I bought this book as a result of a favorable review on Slashdot. I should have known better. Perhaps if you are right out of college this book might have a few good tips, but those are buried in cliched prose and observations of the obvious. Here is just one example:

One of the all-time classics, the crusty and cranky coder is a timeless symbol found in trade magazine advertisements everywhere. Far from fiction, these are very real people. With a diminished patience for others sculpted from many years of corporate ineptitude, these folks tend to be irritable, frustrated, and they just basically want to be left alone. Or else. They may or may not appear to have any teeth, but it's wise not to antagonize them. This is particularly good advice for the young. They may seem powerless to affect your life, but tick them off and you're liable to find out exactly how they've managed to survive in the business world for so long.

Along with the "crusty coder" we find "suits" (those would be managers and marketing types) and, of course, our heroic software engineers, who are just artists that want to be left alone to develop beautiful, high quality software. Instead they find themselves bogged down in deathmarch schedules on software projects with constantly expanding feature lists.

While there is some truth in this picture of the life of the software engineer, it is so obscured by cliche and stereotypes that it is of little value. An underlying theme of the book is that programmers are oblivious "propeller heads". With their heads in the clouds of object hierarchy, programmers rely on the author to point out that those who pay for software development expect a return on their investment.

The author never mentions a core fact in the life of most software engineers: they don't do development. Although most of the literature concentrates on designing and implementing new software, in most cases programmers fix bugs in and extend existing code. The really ugly truth is that many programmers spend most of their time fixing huge masses of undocumented, poorly designed code that was written by engineers who have long since departed the company.

The book seems to be heavily slanted toward large corporate IT software development. It is copyrighted in 2002. It does not mention that the programmers in large corporate

IT departments, where you might really find examples of the empty "suits" described in this book, are disappearing, as programming jobs are exported to India, Russian and China.

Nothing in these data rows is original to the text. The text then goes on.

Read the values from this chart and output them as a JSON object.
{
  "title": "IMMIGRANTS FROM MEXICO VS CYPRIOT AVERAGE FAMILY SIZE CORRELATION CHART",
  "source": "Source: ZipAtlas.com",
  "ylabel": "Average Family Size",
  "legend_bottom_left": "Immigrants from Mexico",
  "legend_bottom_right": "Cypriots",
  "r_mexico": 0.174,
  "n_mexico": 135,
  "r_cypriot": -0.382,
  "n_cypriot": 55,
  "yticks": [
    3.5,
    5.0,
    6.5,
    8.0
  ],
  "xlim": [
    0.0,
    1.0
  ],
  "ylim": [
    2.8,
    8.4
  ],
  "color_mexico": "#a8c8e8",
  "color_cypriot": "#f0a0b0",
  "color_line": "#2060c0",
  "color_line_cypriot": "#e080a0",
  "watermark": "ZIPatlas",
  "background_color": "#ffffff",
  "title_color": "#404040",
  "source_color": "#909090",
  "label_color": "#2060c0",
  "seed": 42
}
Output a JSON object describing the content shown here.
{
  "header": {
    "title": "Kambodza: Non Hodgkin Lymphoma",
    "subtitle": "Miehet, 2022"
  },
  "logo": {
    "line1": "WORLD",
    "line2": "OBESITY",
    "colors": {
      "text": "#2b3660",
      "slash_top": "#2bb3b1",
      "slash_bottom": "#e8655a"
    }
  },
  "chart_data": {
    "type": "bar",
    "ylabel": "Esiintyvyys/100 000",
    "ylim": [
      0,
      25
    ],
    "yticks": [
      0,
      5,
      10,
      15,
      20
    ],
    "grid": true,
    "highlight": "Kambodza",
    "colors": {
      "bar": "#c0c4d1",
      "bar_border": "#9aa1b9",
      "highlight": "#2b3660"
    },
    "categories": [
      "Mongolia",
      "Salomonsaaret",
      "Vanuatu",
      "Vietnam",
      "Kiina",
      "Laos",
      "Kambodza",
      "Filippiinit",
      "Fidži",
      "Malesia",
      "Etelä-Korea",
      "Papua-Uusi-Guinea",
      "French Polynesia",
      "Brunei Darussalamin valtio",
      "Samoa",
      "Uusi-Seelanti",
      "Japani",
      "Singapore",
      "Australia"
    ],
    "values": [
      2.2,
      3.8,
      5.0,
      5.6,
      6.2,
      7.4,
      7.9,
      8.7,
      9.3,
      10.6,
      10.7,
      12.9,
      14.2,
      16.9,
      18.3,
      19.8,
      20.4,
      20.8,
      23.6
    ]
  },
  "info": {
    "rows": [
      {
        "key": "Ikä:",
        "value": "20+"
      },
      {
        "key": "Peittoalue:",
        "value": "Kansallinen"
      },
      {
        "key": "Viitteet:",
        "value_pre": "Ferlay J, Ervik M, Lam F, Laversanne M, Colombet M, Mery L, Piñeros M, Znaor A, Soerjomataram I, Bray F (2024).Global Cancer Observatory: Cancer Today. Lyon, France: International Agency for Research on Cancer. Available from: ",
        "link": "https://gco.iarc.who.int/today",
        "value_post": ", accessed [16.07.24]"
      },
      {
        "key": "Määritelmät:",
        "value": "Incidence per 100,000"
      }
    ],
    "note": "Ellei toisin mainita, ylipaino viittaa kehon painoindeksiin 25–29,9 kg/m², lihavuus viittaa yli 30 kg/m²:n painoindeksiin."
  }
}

When it comes to Silicon Valley, the book is much less accurate. The management of companies like H-P may be populated by professional managers, but it is increasingly rare to find managers who do not understand the technology or the software development process. Even IBM is producing interesting and innovative software these days. Good managers are like good anything else: they are rare. But the portrait of idiot managers in this book is right out of a Dilbert cartoon. Yeah, they exist, but in the current savage technology environment they are an endangered species.

The founders of start-up companies don't have a simplistic 30,000 foot view of technology. They know the technology, even if they are not implementing it. In most cases the they are very bright people.

This book has a section on the importance of quality assurance (QA) departments and the author denounces software that is shipped without testing (who can argue with that). But what he totally misses is that even when they exist, QA departments are ineffective. QA should be part of the development process, not some separate department populated by lower status engineers. The QA people should work closely with the developers, not as some separate department, sending the message that quality and testing is not something that developers worry about.

The author is, apparently, a software consultant. He writes that there are always jobs around. I suspect that as he was writing the book, the world was changing around him. For most people, software consulting has dried up. In fact, in the current environment, you're lucky to have any job that pays a decent salary in software development. While in the past you could leave a situation you did not like, this is no longer true.

Some writers can use a casual writing style to express real ideas and good observations. This book uses a casual writing style to express empty ideas and the obvious. Save your money and buy Steve Maguire's excellent book "Debugging the Development Process" instead. Maguire's book has real content, is easy to read and has some solid useful advice.